The first factor of concern for Mr Liu is politics. Ping Pong enjoys the status of the national sport in China. Liu, therefore, manages an iconic property. His job is glamorous as well as risky and even dangerous. The biggest problem with his career is that he has not yet wholly reconciled with China’s sports top boss Gou Zhongwen. In 2016, Gou Zhongwen became the director of the State General Administration of Sports. In June 2017, he removed Liu Guoliang from the head coach chair of the Chinese National Table Tennis Team, making Liu collateral damage of the sports administration’s infights. Liu’s supporters in the team revolted against the decision. They won massive support from the media and the public. Eventually, Director Gou had to reinstate Liu 15 months later as the head coach. In addition, he compensated Liu with a higher title, appointing him the chairman of the Chinese Table Tennis Association. Since all Chinese sports associations are de facto governments, Liu Guoliang officially started his political career.

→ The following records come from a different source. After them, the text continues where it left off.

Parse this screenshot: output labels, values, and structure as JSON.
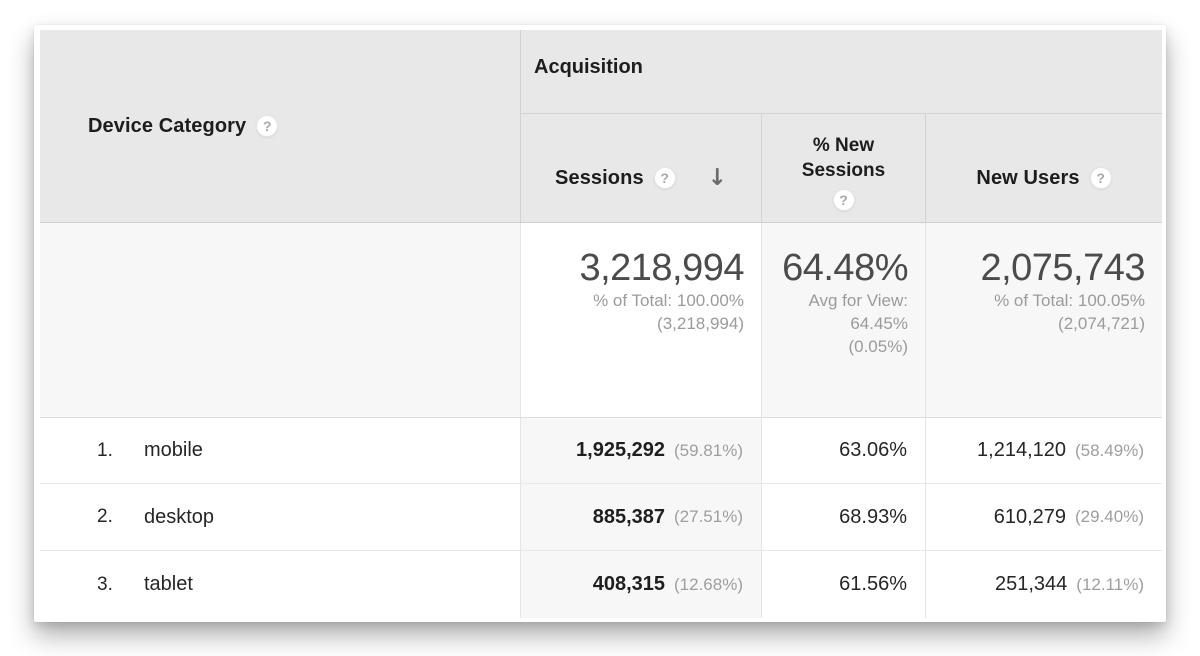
{
  "icons": {
    "help_glyph": "?",
    "sort_desc_glyph": "↓"
  },
  "colors": {
    "header_bg": "#e8e8e8",
    "sorted_column_bg": "#f7f7f7",
    "summary_row_bg": "#f7f7f7",
    "primary_text": "#1d1d1d",
    "muted_text": "#9b9b9b"
  },
  "table": {
    "dimension_header": "Device Category",
    "group_header": "Acquisition",
    "columns": {
      "sessions": "Sessions",
      "new_sessions_line1": "% New",
      "new_sessions_line2": "Sessions",
      "new_users": "New Users"
    },
    "summary": {
      "sessions_value": "3,218,994",
      "sessions_sub1": "% of Total: 100.00%",
      "sessions_sub2": "(3,218,994)",
      "new_sessions_value": "64.48%",
      "new_sessions_sub1": "Avg for View:",
      "new_sessions_sub2": "64.45%",
      "new_sessions_sub3": "(0.05%)",
      "new_users_value": "2,075,743",
      "new_users_sub1": "% of Total: 100.05%",
      "new_users_sub2": "(2,074,721)"
    },
    "rows": [
      {
        "rank": "1.",
        "device": "mobile",
        "sessions": "1,925,292",
        "sessions_pct": "(59.81%)",
        "new_sessions": "63.06%",
        "new_users": "1,214,120",
        "new_users_pct": "(58.49%)"
      },
      {
        "rank": "2.",
        "device": "desktop",
        "sessions": "885,387",
        "sessions_pct": "(27.51%)",
        "new_sessions": "68.93%",
        "new_users": "610,279",
        "new_users_pct": "(29.40%)"
      },
      {
        "rank": "3.",
        "device": "tablet",
        "sessions": "408,315",
        "sessions_pct": "(12.68%)",
        "new_sessions": "61.56%",
        "new_users": "251,344",
        "new_users_pct": "(12.11%)"
      }
    ]
  }
}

The replay of the Ping Pong Diplomacy in Houston 2021 put Liu Guoliang again in the limelight on the stage of politics. He dealt with the event and talked about it to the media with a poise of leadership. However, considering his future development, Liu would have to prioritise the success of his team and his own political merits over money, especially under a scrutinising boss.
Another factor that limits the commercial potentials of the Chinese National Table Tennis Team is the lack of personality. The team is not short of world champions but is losing its character. The rigid state-run Chinese sports system tend to produce athletes who are poorly educated. The athletes only have had training, but no development. They are often compared to conveyer-belt robots with the superb mechanic but little people skills. Some are photogenic, but few can adequately deal with the media, PR, and promotional representations. The Chinese Women’s Volleyball Team had the same problem. Other than the head coach Lang Ping, no athletes had true stardom.
Towards the Paris 2024 Olympic Games, Liu Guoliang is training a new team. The goal is to win the five Olympic titles. That means the squad itself will be a super success, but there will be no individual star players. Instead, it is a faceless superpower leaving the would-be sponsors with trim options to pull off athlete endorsement deals.